In Sudan, ex-official detained ahead of anti-coup protests

CAIRO (AP): Sudan’s military authorities have again arrested a former senior government official, his party said, as pro-democracy groups on Monday readied more protests against a military coup that plunged the country into turmoil. The Unionist Alliance party said Mohammed al-Faki Suliman, former member of the ruling Sovereign Council, was detained in the capital of Khartoum. It said security forces stopped his vehicle as he was heading from his home to the party’s headquarters.
Suliman was also deputy head of a government-run agency tasked with dismantling the legacy of former autocratic President Omar al-Bashir’s regime. Also, security forces arrested two former members of the agency, according to a security official who spoke on condition of anonymity. The agency is known as The Committee to Dismantle the Regime of June 30, 1989, in reference the Islamist-backed military coup that brought al-Bashir to power.
The official said the three were taken to the Souba prison in Khartoum. He said they were facing charges related to the work of the agency, which the military disbanded following the Oct. 25 takeover.
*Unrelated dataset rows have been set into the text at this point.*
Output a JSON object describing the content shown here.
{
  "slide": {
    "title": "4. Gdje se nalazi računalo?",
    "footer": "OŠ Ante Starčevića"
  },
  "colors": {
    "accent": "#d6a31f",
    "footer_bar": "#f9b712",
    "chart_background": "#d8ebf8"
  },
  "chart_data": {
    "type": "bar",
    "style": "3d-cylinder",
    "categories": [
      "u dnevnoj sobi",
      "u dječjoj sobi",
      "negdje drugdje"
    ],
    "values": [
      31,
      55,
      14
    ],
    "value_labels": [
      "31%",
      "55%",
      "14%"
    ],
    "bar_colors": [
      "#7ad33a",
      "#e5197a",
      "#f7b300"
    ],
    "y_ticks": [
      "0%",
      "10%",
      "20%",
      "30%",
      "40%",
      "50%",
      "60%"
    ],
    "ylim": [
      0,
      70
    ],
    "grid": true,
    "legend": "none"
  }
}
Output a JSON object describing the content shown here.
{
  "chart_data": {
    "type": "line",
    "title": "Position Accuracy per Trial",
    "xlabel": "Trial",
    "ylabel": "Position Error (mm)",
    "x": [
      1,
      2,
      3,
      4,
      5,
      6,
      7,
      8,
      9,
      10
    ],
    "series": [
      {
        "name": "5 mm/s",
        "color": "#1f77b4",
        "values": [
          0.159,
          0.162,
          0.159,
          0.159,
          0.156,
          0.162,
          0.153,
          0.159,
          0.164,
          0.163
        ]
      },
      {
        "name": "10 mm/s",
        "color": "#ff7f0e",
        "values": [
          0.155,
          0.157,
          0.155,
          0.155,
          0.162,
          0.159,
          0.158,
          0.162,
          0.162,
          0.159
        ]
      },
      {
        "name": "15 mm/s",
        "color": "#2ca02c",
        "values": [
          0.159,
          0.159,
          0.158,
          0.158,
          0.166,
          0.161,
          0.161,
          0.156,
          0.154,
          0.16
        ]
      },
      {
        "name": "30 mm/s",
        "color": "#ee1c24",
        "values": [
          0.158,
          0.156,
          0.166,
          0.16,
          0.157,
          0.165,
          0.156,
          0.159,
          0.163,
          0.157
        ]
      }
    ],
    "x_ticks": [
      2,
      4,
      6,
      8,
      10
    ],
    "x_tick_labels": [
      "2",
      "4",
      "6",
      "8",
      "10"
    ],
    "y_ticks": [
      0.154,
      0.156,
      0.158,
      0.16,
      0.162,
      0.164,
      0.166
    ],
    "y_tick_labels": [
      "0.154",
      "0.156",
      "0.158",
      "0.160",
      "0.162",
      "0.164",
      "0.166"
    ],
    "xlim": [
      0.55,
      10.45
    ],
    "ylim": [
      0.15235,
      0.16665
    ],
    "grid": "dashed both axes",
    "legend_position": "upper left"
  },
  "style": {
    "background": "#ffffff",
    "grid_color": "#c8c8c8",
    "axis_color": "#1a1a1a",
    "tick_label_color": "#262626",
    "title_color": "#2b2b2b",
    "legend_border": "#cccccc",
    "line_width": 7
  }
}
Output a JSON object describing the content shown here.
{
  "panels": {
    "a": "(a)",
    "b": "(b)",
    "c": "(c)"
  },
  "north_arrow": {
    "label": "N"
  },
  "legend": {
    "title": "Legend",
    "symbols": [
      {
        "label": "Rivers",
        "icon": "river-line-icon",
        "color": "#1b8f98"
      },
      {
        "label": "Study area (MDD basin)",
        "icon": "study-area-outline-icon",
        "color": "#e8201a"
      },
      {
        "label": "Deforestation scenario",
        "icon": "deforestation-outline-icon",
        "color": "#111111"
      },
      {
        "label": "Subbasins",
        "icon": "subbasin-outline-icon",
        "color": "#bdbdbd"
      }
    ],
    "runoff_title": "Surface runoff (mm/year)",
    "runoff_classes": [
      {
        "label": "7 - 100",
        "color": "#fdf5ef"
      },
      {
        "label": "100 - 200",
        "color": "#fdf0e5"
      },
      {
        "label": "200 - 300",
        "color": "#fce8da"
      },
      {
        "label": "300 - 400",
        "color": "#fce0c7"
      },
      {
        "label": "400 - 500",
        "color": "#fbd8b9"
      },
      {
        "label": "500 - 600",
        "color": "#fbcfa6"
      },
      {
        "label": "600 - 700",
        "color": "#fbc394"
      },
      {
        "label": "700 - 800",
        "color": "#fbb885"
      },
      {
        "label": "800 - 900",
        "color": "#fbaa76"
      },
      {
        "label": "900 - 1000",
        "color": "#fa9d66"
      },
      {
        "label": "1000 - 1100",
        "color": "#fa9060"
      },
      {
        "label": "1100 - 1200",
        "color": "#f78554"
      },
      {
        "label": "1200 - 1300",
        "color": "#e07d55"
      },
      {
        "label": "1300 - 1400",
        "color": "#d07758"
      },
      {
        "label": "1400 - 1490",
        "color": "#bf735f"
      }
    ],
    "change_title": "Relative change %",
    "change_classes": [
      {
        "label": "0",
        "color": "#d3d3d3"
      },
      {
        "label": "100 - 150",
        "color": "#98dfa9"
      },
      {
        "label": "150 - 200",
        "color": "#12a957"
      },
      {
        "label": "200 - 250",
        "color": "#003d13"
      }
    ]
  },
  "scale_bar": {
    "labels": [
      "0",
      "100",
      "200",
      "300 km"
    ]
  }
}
Suliman had been detained in the coup and was released a month later as part of a deal between the military and then-Prime Minister Abdalla Hamdok.
He was the latest of a series of former government officials and activists to be detained in recent weeks as military rulers stepped up crackdown on anti-coup groups. Last week, authorities rearrested Khalid Omar, a minister in the ousted transitional government. Also arrested Wagdi Saleh, another committee member.
The detentions have intensified in recent weeks as Sudan plunged into further turmoil with near-daily street protests since the coup. The takeover upended Sudan’s transition to democratic rule after three decades of international isolation under al-Bashir, who was removed from power in 2019 after a popular uprising. Protest groups have called for street demonstrations Monday in Khartoum and elsewhere in the country, demanding the establishment of a fully civilian government to lead the transition.
Security authorities in the capital have called on protesters to assemble in public squares to avoid more clashes with forces. A deadly crackdown on protesters killed around 80 people and wounded 2,200 others since the coup, according to a Sudanese medical group. Sudan has been politically paralyzed since the coup. The turmoil has worsened since the resignation last month of Hamdok, who complained of failure to reach a compromise between the generals and the pro-democracy movement.
African Union Chairman Moussa Faki Mahamat, meanwhile, met with Gen. Abdel-Fattah Burhan, head of the Sovereign Council, in Khartoum as part of international efforts to find a way out of the crisis, the council said. Mahamat also met with the Sudanese Professionals Association, which reiterated its demand of the removal of military from power, the association said. The generals, however, said they will hand over power only to an elected administration. They say elections will take place in July 2023, as planned in a constitutional document governing the transitional period.